Hair metal essentially functions as glam rock’s lobotomized, skirt-chasing meathead younger brother. This disreputable musical bastard child stole glam’s look and brazen attitude, but drained it of ideas, smarts, and sexual and moral ambiguity. Now glam rock and hair metal have each received the cinematic jukebox musicals they deserved. Todd Haynes’ mesmerizing Velvet Goldmine used the relationship between glam icons Iggy Pop and David Bowie as a springboard to explore the heady intersection of sexuality, fame, and the passing of time, while hair metal’s Reagan-era prime has been faithfully transformed into a big-budget celebrity dress-up karaoke party in the feature-film adaptation of the Broadway smash Rock Of Ages.This glossy musical, from Hairspraydirector Adam Shankman, is a shameless crowd-pleaser where cardboard characters use the most overplayed and ubiquitous hits of the 1980s to express the aching banality of their souls.
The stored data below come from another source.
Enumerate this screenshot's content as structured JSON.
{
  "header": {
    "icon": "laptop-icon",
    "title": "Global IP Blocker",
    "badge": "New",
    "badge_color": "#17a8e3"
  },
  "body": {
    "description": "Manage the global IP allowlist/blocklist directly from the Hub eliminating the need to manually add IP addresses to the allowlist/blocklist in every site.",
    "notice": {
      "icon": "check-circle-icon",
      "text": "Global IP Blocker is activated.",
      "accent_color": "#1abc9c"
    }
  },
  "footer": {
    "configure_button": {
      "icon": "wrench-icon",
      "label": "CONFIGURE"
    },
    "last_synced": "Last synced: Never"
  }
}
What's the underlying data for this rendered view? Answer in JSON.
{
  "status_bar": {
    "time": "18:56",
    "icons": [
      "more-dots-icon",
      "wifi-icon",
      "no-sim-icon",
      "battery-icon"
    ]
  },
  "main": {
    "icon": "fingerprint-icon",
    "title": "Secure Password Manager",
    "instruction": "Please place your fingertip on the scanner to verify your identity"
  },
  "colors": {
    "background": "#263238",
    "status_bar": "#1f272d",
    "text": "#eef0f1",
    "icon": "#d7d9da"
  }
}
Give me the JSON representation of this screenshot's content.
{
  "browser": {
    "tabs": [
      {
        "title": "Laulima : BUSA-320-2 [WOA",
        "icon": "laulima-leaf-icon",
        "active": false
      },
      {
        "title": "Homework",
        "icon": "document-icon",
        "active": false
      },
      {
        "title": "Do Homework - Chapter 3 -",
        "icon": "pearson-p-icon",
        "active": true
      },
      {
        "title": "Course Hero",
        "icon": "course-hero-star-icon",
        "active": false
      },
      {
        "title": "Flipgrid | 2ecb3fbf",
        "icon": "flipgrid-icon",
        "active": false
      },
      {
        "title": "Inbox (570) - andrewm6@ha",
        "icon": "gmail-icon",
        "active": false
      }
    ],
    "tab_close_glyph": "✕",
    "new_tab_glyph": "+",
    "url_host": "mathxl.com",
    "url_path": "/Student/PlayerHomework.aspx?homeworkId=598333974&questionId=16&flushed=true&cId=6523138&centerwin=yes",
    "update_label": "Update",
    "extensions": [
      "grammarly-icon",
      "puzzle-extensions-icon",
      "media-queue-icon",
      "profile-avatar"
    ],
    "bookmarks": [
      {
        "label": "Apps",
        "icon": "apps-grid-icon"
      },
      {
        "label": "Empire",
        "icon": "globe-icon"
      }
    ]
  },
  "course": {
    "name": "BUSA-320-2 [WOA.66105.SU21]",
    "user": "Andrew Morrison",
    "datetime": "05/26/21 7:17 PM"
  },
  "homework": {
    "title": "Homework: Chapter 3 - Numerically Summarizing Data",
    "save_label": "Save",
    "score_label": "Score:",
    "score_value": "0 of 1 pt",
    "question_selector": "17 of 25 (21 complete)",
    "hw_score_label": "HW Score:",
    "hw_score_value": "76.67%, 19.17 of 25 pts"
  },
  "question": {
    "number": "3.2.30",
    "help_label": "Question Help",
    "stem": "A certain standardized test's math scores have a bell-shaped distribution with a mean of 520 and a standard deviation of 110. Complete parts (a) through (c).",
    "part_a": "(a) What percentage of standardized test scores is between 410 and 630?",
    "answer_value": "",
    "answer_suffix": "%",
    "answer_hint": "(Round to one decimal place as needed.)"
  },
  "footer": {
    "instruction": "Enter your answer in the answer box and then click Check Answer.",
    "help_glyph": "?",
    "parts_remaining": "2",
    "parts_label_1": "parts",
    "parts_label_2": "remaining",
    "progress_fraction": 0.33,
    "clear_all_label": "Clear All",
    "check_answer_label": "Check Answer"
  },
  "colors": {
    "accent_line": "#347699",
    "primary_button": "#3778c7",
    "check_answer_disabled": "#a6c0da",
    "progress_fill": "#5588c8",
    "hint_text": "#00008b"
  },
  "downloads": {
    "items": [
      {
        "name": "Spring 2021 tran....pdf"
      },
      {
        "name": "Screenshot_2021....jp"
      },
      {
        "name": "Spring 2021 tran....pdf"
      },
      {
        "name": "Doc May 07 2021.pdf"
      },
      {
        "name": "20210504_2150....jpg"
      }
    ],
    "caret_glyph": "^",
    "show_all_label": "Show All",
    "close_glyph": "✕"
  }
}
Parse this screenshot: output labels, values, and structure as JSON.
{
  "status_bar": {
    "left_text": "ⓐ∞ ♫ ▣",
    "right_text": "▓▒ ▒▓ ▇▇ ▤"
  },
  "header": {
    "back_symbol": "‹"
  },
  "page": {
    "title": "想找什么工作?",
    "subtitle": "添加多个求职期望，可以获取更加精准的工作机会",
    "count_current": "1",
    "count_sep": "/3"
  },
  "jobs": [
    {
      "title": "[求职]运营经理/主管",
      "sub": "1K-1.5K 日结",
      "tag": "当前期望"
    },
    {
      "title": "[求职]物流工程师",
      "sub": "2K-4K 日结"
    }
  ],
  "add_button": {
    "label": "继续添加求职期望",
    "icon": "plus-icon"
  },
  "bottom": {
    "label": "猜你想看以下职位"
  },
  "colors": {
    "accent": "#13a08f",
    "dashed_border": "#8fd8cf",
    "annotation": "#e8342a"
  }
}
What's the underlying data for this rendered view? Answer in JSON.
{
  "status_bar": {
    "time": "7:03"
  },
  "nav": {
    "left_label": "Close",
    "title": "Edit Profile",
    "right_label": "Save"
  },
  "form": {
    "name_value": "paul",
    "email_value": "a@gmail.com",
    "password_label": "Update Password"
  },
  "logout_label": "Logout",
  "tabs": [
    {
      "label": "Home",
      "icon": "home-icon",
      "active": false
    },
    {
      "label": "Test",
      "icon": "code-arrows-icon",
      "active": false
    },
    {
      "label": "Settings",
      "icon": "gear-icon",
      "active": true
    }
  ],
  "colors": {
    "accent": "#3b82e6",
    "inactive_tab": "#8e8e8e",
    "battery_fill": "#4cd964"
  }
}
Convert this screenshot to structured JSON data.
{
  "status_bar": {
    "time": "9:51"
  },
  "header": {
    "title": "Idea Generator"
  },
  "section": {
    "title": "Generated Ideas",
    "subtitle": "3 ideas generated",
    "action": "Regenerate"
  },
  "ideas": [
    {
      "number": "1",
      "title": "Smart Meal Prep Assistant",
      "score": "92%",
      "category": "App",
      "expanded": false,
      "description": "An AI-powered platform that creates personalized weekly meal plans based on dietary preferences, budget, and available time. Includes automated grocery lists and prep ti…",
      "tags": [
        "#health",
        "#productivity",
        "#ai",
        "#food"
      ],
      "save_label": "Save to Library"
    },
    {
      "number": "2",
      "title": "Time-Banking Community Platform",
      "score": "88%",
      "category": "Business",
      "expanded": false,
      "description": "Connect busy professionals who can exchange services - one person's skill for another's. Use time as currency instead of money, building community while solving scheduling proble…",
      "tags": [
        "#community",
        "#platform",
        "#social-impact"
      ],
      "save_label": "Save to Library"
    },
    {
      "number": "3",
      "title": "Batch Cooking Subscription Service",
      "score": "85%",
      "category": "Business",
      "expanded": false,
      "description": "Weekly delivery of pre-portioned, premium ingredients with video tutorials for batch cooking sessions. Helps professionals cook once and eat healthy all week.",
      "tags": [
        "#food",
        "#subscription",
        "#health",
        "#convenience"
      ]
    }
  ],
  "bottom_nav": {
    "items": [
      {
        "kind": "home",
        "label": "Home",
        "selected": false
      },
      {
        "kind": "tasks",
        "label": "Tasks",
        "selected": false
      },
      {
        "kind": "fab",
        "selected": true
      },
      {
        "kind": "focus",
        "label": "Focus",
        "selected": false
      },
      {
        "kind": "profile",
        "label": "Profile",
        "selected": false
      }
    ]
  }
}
Shiny-haired minx Julianne Hough of Footlooseand Dancing With The Stars fame leads a star-studded cast as a small-town girl who comes to the big city armed with nothing but a big voice and even bigger dreams. At a nightclub where she toils for tough-but-fair Alec Baldwin, Hough meets charisma-impaired male ingénue Diego Boneta, an aspiring rocker biding his time and writing songs while awaiting his big break. Boneta and Hough fall in love over the course of a montage sequence and a production number or two, only to watch their fragile bond shatter over a simple misunderstanding. Baldwin, meanwhile, hopes to save his struggling club by hosting the final performance of a band fronted by Tom Cruise, a swaggering rock god and sex incarnate. Cruise at least seems to be enjoying himself, but the filmmakers could have saved themselves a lot of money by hiring Val Kilmer simply to recreate his performance in The Doors.
Rock Of Ages is pitched so big and broad, it can be seen from neighboring galaxies. Playing a hot-blooded riff on Tipper Gore as a censorship-crazed man-eater, Catherine Zeta-Jones sweats, punches, and kicks her way through her production numbers as if training for the Olympics rather than dancing. Rock Of Ages has little to offer beyond the cheap beer-buzz of nostalgia mingled with the soothing familiarity of songs everyone knows by heart, regardless of whether they own the albums containing them. The simultaneously flimsy and overblown extravaganza has entirely too much faith in its soundtrack’s power to overcome generic characters, dialogue that’s funny for all the wrong reasons, and a plot that could barely support a Warrant video, let alone a 125-minute film. Rock Of Ages is a shockingly convincing film-length refutation of Noël Coward’s famous quip from Private Lives, where a character notes, “Extraordinary, how potent cheap music is.”